Linguistically and politically, Kinloch’s book celebrates difference, tinged with the fear that difference, however unique or beautiful, will be shunned and sidelined. The lines are studded with exclamation marks, which seem to typify the qualities of insistence and surprise that the poetry conveys.
Formally, the poems inhabit a pleasing diversity. Even when using the most intricate and recognisable of forms – such as Standard Habbie or the remarkable interlaced cento of “The Barrier” – the structures never seem imposed onto the material, and there is no sense of grammatical acrobatics to accommodate the form. It is, however, in the prose poetry that Kinloch’s radical engagement with questions of form is most obvious and most virtuoso.
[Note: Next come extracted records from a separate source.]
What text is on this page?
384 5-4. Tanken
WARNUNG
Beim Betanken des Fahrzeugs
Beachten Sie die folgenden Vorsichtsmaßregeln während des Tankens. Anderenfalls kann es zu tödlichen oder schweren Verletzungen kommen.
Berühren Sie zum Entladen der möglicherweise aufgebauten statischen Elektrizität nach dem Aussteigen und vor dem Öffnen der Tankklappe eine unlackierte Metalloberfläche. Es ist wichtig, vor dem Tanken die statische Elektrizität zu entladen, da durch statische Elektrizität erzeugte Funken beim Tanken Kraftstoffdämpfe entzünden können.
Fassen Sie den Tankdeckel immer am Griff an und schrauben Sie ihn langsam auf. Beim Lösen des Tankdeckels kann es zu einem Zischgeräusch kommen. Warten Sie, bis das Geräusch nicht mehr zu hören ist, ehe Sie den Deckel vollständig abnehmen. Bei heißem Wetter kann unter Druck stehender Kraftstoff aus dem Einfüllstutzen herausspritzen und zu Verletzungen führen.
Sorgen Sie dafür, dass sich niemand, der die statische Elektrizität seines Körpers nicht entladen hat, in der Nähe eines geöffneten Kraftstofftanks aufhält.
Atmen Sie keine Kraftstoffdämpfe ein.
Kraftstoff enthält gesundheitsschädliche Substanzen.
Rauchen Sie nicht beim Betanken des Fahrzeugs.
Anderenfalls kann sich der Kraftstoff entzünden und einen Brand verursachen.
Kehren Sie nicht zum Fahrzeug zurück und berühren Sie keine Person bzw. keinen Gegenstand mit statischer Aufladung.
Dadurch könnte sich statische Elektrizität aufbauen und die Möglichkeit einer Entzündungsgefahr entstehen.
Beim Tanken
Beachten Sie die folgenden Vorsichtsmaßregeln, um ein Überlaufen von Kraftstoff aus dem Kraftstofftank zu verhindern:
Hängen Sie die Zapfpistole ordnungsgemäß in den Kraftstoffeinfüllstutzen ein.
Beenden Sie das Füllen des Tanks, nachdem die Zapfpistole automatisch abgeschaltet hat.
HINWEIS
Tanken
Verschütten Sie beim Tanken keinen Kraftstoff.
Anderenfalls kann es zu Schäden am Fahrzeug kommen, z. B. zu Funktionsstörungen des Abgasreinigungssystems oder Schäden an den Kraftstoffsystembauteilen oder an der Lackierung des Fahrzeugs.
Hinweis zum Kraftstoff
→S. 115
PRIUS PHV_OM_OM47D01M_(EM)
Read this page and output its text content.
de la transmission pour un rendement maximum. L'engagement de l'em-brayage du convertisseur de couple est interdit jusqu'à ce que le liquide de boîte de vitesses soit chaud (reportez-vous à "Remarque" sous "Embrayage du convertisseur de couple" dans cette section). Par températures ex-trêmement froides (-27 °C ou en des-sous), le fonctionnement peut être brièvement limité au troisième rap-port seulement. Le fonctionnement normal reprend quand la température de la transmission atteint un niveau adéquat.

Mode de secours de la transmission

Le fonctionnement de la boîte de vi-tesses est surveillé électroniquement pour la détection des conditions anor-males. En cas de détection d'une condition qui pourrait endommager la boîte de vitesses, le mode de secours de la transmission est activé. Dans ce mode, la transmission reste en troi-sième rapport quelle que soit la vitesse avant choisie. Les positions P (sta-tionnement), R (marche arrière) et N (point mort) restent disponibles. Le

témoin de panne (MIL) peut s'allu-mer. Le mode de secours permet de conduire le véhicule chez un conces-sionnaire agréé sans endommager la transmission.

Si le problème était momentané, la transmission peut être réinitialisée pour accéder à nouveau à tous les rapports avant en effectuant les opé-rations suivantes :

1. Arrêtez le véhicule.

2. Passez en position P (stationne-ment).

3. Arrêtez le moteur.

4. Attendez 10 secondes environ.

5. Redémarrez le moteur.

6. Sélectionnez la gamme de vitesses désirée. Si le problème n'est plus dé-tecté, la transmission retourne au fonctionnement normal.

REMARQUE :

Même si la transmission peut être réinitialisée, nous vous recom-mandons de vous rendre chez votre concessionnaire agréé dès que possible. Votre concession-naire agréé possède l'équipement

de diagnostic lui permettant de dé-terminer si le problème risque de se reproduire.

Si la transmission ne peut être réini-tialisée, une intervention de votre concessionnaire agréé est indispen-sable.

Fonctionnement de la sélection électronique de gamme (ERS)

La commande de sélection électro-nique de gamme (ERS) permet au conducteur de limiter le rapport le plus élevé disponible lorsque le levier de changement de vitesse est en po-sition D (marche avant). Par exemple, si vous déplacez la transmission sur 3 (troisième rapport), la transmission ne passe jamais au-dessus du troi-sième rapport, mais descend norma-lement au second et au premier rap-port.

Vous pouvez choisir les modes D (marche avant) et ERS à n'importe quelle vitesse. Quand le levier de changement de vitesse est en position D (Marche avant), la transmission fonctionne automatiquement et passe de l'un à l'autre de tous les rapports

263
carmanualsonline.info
The ‘oral’ qualities of repetition, ellipsis, phatic utterance are skillfully manoeuvred, highlighting minute but important semantic differences between superficially similar syllables. When so many novels are lauded as being ‘poetic’ – usually a euphemism for overloaded with adjectives – it’s important to see how the poetic qualities of prose can be positively exploited.
Kinloch’s self, and Scotland, and literary predecessors (Lorca, Whitman, O’Hara and Burns rubbing shoulders with graffiti, brand names, argot and jargon) are incorrigibly plural. This book is a gauntlet thrown down to the cotton-wool quatrains of so much verse. Un tour de force.”